One of the things I loved most about the performance was the confidence it had in presenting Johnson and his friends, enemies and acquaintances. There was little or no introduction, the audience were supposed to understand who was who (and what baggage they had brought with them) straightaway. This made it very enjoyable for me, as the show didn’t get bogged down in all that elementary stuff but was done in a way that must have been clear to Johnson neophytes as when I was leaving, nobody was complaining about not being able to follow it but were instead exalting in all the new and interesting people they could now get to know.

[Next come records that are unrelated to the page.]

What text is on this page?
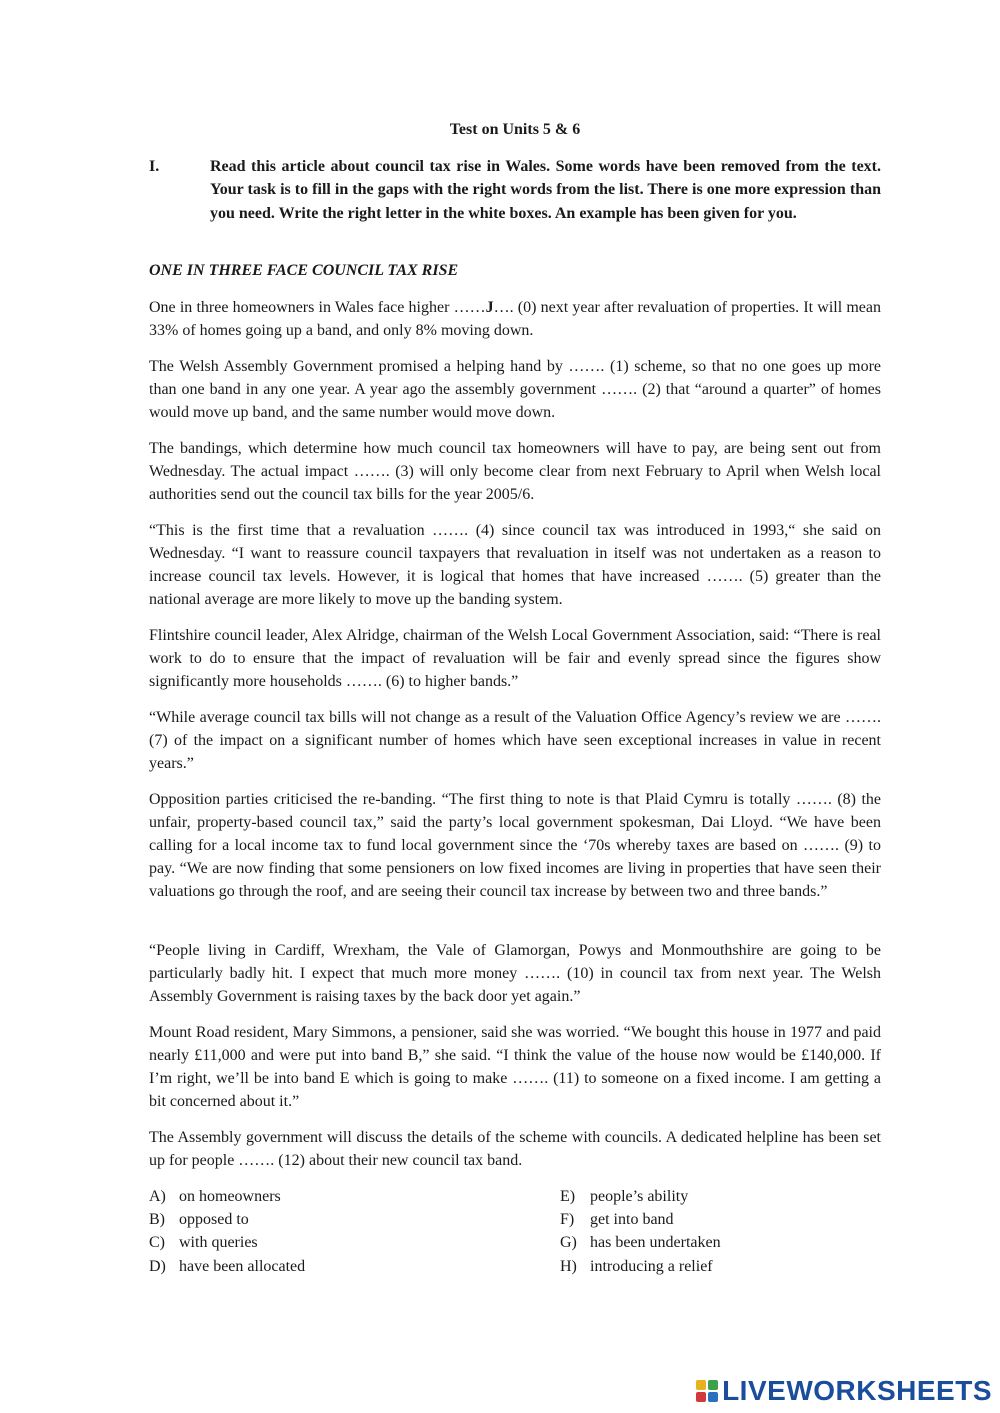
Test on Units 5 & 6
I.	Read this article about council tax rise in Wales. Some words have been removed from the text. Your task is to fill in the gaps with the right words from the list. There is one more expression than you need. Write the right letter in the white boxes. An example has been given for you.
ONE IN THREE FACE COUNCIL TAX RISE
One in three homeowners in Wales face higher ……J…. (0) next year after revaluation of properties. It will mean 33% of homes going up a band, and only 8% moving down.
The Welsh Assembly Government promised a helping hand by ……. (1) scheme, so that no one goes up more than one band in any one year. A year ago the assembly government ……. (2) that “around a quarter” of homes would move up band, and the same number would move down.
The bandings, which determine how much council tax homeowners will have to pay, are being sent out from Wednesday. The actual impact ……. (3) will only become clear from next February to April when Welsh local authorities send out the council tax bills for the year 2005/6.
“This is the first time that a revaluation ……. (4) since council tax was introduced in 1993,“ she said on Wednesday. “I want to reassure council taxpayers that revaluation in itself was not undertaken as a reason to increase council tax levels. However, it is logical that homes that have increased ……. (5) greater than the national average are more likely to move up the banding system.
Flintshire council leader, Alex Alridge, chairman of the Welsh Local Government Association, said: “There is real work to do to ensure that the impact of revaluation will be fair and evenly spread since the figures show significantly more households ……. (6) to higher bands.”
“While average council tax bills will not change as a result of the Valuation Office Agency’s review we are ……. (7) of the impact on a significant number of homes which have seen exceptional increases in value in recent years.”
Opposition parties criticised the re-banding. “The first thing to note is that Plaid Cymru is totally ……. (8) the unfair, property-based council tax,” said the party’s local government spokesman, Dai Lloyd. “We have been calling for a local income tax to fund local government since the ‘70s whereby taxes are based on ……. (9) to pay. “We are now finding that some pensioners on low fixed incomes are living in properties that have seen their valuations go through the roof, and are seeing their council tax increase by between two and three bands.”
“People living in Cardiff, Wrexham, the Vale of Glamorgan, Powys and Monmouthshire are going to be particularly badly hit. I expect that much more money ……. (10) in council tax from next year. The Welsh Assembly Government is raising taxes by the back door yet again.”
Mount Road resident, Mary Simmons, a pensioner, said she was worried. “We bought this house in 1977 and paid nearly £11,000 and were put into band B,” she said. “I think the value of the house now would be £140,000. If I’m right, we’ll be into band E which is going to make ……. (11) to someone on a fixed income. I am getting a bit concerned about it.”
The Assembly government will discuss the details of the scheme with councils. A dedicated helpline has been set up for people ……. (12) about their new council tax band.
A) on homeowners
B) opposed to
C) with queries
D) have been allocated
E) people’s ability
F) get into band
G) has been undertaken
H) introducing a relief
LIVEWORKSHEETS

The only character other than Johnson who was not played by Luke Griffin was Hester Thrale, a part originally played in 2009 by Barr, but has for some time been played by Trudie Styler (who I discovered was Sting’s second wife, the wonders of research eh?). This is very much a performance of Boswell’s life of Johnson, and Mrs Thrale is not presented with much sympathy at all. She is sharp but flighty, teasing the doctor and flirting with him, even (controversially) allowing him a kiss and then skipping off giggling at her own naughtiness while Johnson dies inside. This is Boswell’s, Yoko Ono version of Hester and he gets to have the last word, calling her a ‘little, artful, impudent, malignant, devil’. I read a review where her introduction was disliked but I found the entrance in the last ten minutes of a beautiful, though very odd looking woman in a rustling red dress to be a real invigorator. (Also due to research, I have learnt the thing that I found so unsettling about her was the superabundant use of botox).

Finally there was the character of Samuel Johnson himself. There was a moment of confusion when Samuel Johnson started to speak, over half the audience wondered why this man, second only to Shakespeare in OED’s list of quotations was speaking in a thick Midlands accent. This is not the first time in the night that the audience are confronted with elements of Johnson that have largely been removed from the public consciousness of him. That accent is used with great effect, giving Johnson that air of grounded genius.
Redford makes a tremendous Johnson; coarsely humourous and eruditely witty, able to pull off the ‘tempests and gales’ of anger and frustration but also the slightly pathetic need for company and distraction, full of wisdom but also full of sadness. 
Be warned! This is definitely Boswell’s Johnson we are meeting. For example, there is liberal use of Johnson’s wife gags and some of his rather less enlightened conversations with Mrs Thrale about the role of women, but no mention of his enthusiastic support for women of letters; mention of the time spent chatting with women, his interest in trying to get inside the role of woman to see how it fit (a role he professed to envy at times). This is Boswell’s Johnson, masculine and direct. However, Boswell’s Johnson is the Johnson we most often see and he is presented with a great amount of verve and humanity. It is hard to take your eyes aways from him, always moving, playing with his hands, rocking slightly, and with a good line in his mouth. This Johnson knows how to enjoy an audience and make an audience enjoy him, yet we don’t forget the desperate need for company and distraction behind that enjoyment.
A perfect representation of Johnson is impossible though, and for Redford the main barrier to him being a perfect Johnson is the obvious love and respect the actor has for the man. In the programme, he thanks member of his family for ‘putting up with his obsession’, and it clearly is an obsession. If anything shows more clearly, it is Redford’s love for Samuel Johnson, both as a legend and as a man and this gets in the way of his portrayal, because although Johnson said he was ‘willing to love all mankind, except an American’ there is one man Johnson clearly did not love, and that was himself.
I will have to one day come to terms with the fact that I will never be able to sit and listen to Johnson’s conversation, nor have him savage me in conversation or slurp tea in my face. I am also now resigned to the fact that no actor will ever be able to fully conjure up the Samuel Johnson that lives in my head, but in ‘A dish of tea with Dr Johnson’, Ian Redford has come the closest so far.